O conhecimento é importante, mas a sabedoria é indispensável.


Um Apólogo

 

        Era uma vez uma agulha, que disse a um  novelo de linha:

        -  Por que está você com esse ar, toda  cheia de si, toda enrolada, para fingir que vale alguma cousa neste mundo?

        -  Deixe-me, senhora.

        Que a deixe? Que a deixe, por quê? Porque lhe digo que está com um ar insuportável?  Repito que sim, e falarei sempre que me der na cabeça.

        Que cabeça,  senhora?  A senhora não é alfinete, é agulha. Agulha não tem cabeça. Que lhe importa o meu ar? Cada qual  tem o ar que Deus lhe deu. Importe-se com a sua vida e deixe a dos outros.

        Mas você é orgulhosa.

        Decerto que sou.

        Mas por quê?

        É boa! Porque coso. Então os vestidos e enfeites de nossa ama, quem é que os cose, senão eu?

Você? Esta agora é melhor. Você é que os cose? Você ignora que quem os cose sou eu,  e muito eu?

Você fura o pano, nada mais; eu é que coso, prendo um pedaço ao outro, dou feição aos babados...

Sim, mas que vale isso? Eu é que furo o pano, vou adiante, puxando por você, que vem atrás obedecendo ao que eu faço e mando...

Também os  batedores vão adiante do imperador.

Você é imperador?

        Não digo isso. Mas a verdade é que você faz um papel subalterno, indo adiante; vai só mostrando o caminho, vai fazendo o trabalho obscuro e ínfimo. Eu é que prendo, ligo, ajunto...

        Estavam nisto, quando a costureira chegou à casa da baronesa. Não sei se disse que isto se passava em casa de uma baronesa, que tinha a modista ao pé de si ,  para não andar atrás dela. Chegou a costureira, pegou do pano, pegou da agulha, pegou da linha, enfiou a linha na agulha, e entrou  a coser. Uma e outra iam andando orgulhosas, pelo pano adiante, que era a melhor das sedas, entre os dedos  da costureira, ágeis como os galgos de Diana – para dar a isto uma cor  poética.
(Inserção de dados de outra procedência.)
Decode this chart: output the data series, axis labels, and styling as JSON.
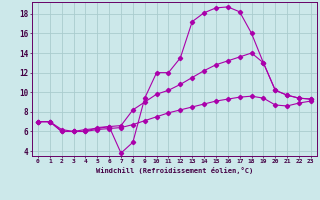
{
  "xlabel": "Windchill (Refroidissement éolien,°C)",
  "bg_color": "#cce8ea",
  "grid_color": "#aaccce",
  "line_color": "#aa00aa",
  "spine_color": "#660066",
  "tick_color": "#440044",
  "xlim": [
    -0.5,
    23.5
  ],
  "ylim": [
    3.5,
    19.2
  ],
  "xticks": [
    0,
    1,
    2,
    3,
    4,
    5,
    6,
    7,
    8,
    9,
    10,
    11,
    12,
    13,
    14,
    15,
    16,
    17,
    18,
    19,
    20,
    21,
    22,
    23
  ],
  "yticks": [
    4,
    6,
    8,
    10,
    12,
    14,
    16,
    18
  ],
  "line1_x": [
    0,
    1,
    2,
    3,
    4,
    5,
    6,
    7,
    8,
    9,
    10,
    11,
    12,
    13,
    14,
    15,
    16,
    17,
    18,
    19,
    20,
    21,
    22,
    23
  ],
  "line1_y": [
    7.0,
    7.0,
    6.0,
    6.0,
    6.0,
    6.4,
    6.5,
    3.8,
    4.9,
    9.4,
    12.0,
    12.0,
    13.5,
    17.2,
    18.1,
    18.6,
    18.7,
    18.2,
    16.0,
    13.0,
    10.2,
    9.7,
    9.4,
    9.3
  ],
  "line2_x": [
    0,
    1,
    2,
    3,
    4,
    5,
    6,
    7,
    8,
    9,
    10,
    11,
    12,
    13,
    14,
    15,
    16,
    17,
    18,
    19,
    20,
    21,
    22,
    23
  ],
  "line2_y": [
    7.0,
    7.0,
    6.2,
    6.0,
    6.2,
    6.3,
    6.5,
    6.6,
    8.2,
    9.0,
    9.8,
    10.2,
    10.8,
    11.5,
    12.2,
    12.8,
    13.2,
    13.6,
    14.0,
    13.0,
    10.2,
    9.7,
    9.4,
    9.3
  ],
  "line3_x": [
    0,
    1,
    2,
    3,
    4,
    5,
    6,
    7,
    8,
    9,
    10,
    11,
    12,
    13,
    14,
    15,
    16,
    17,
    18,
    19,
    20,
    21,
    22,
    23
  ],
  "line3_y": [
    7.0,
    7.0,
    6.0,
    6.0,
    6.0,
    6.2,
    6.3,
    6.4,
    6.7,
    7.1,
    7.5,
    7.9,
    8.2,
    8.5,
    8.8,
    9.1,
    9.3,
    9.5,
    9.6,
    9.4,
    8.7,
    8.6,
    8.9,
    9.1
  ]
}
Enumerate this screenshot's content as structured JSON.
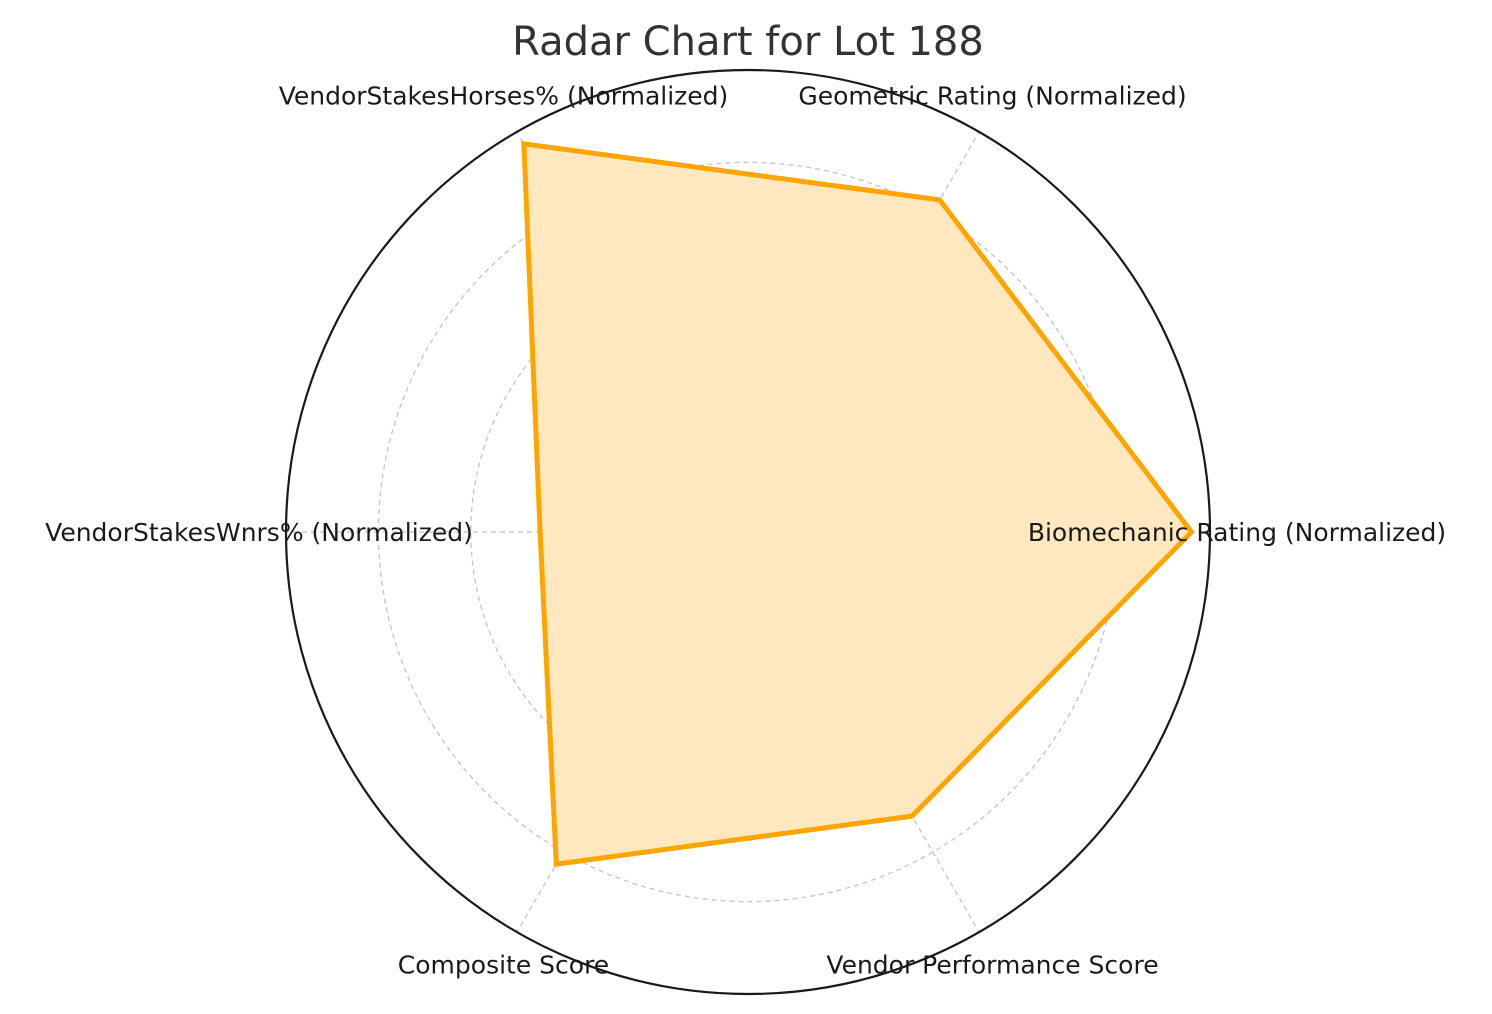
{
  "chart_data": {
    "type": "radar",
    "title": "Radar Chart for Lot 188",
    "axes": [
      "Biomechanic Rating (Normalized)",
      "Geometric Rating (Normalized)",
      "VendorStakesHorses% (Normalized)",
      "VendorStakesWnrs% (Normalized)",
      "Composite Score",
      "Vendor Performance Score"
    ],
    "series": [
      {
        "values": [
          0.96,
          0.83,
          0.97,
          0.45,
          0.83,
          0.71
        ],
        "color": "#FFA500",
        "fill_color": "#FFE7BF"
      }
    ],
    "rlim": [
      0,
      1
    ],
    "grid_rings": [
      0.2,
      0.4,
      0.6,
      0.8
    ],
    "grid": true,
    "legend": false
  }
}
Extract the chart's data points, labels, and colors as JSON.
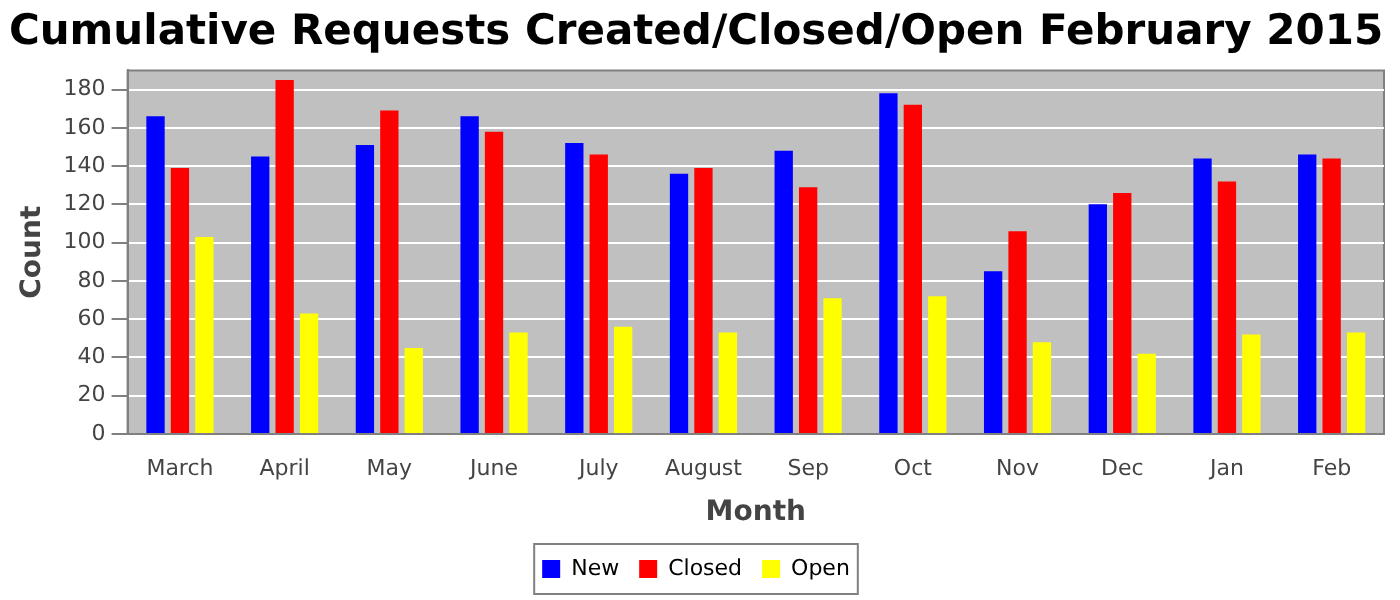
{
  "chart_data": {
    "type": "bar",
    "title": "Cumulative Requests Created/Closed/Open February 2015",
    "xlabel": "Month",
    "ylabel": "Count",
    "categories": [
      "March",
      "April",
      "May",
      "June",
      "July",
      "August",
      "Sep",
      "Oct",
      "Nov",
      "Dec",
      "Jan",
      "Feb"
    ],
    "series": [
      {
        "name": "New",
        "color": "#0000ff",
        "values": [
          166,
          145,
          151,
          166,
          152,
          136,
          148,
          178,
          85,
          120,
          144,
          146
        ]
      },
      {
        "name": "Closed",
        "color": "#ff0000",
        "values": [
          139,
          185,
          169,
          158,
          146,
          139,
          129,
          172,
          106,
          126,
          132,
          144
        ]
      },
      {
        "name": "Open",
        "color": "#ffff00",
        "values": [
          103,
          63,
          45,
          53,
          56,
          53,
          71,
          72,
          48,
          42,
          52,
          53
        ]
      }
    ],
    "ylim": [
      0,
      190
    ],
    "yticks": [
      0,
      20,
      40,
      60,
      80,
      100,
      120,
      140,
      160,
      180
    ],
    "grid": "y",
    "legend": "bottom"
  }
}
E dizia a agulha:

        -Então, senhora linha, ainda teima no que dizia há pouco? Não repara que esta distinta costureira só se importa comigo; eu é que vou aqui entre os dedos dela, unidinha a eles,  furando abaixo e acima...

        Ajudou a vestir-se, levava a agulha espetada no corpinho, para dar algum ponto necessário. E enquanto compunha o vestido da bela dama, e puxava a um lado ou outro, arregaçava daqui ou dali,  alisando, abotoando, acolchetando, a linha, para mofar da agulha, perguntou-lhe:

        -  Ora, agora, diga-me, quem é que vai ao baile, no corpo da baronesa, fazendo parte do vestido e da elegância?  Quem é que vai dançar com ministros e diplomatas, enquanto você volta para a caixinha da costureira, antes de ir para o balaio das mucamas?  Vamos, diga lá.

        -  Parece que a agulha não disse nada; mas um alfinete, de cabeça grande e não menor experiência murmurou à pobre agulha:  - Anda, aprende, tola.  Cansas-te em abrir caminho para ela e ela é que vai gozar da vida, enquanto aí ficas na caixinha de costura.  Faze como eu, que não abro caminho para ninguém. Onde me espetam, fico.

        -  Contei esta história a um professor de melancolia, que me disse, abanando a cabeça:  - Também eu tenho servido de agulha a muita linha ordinária!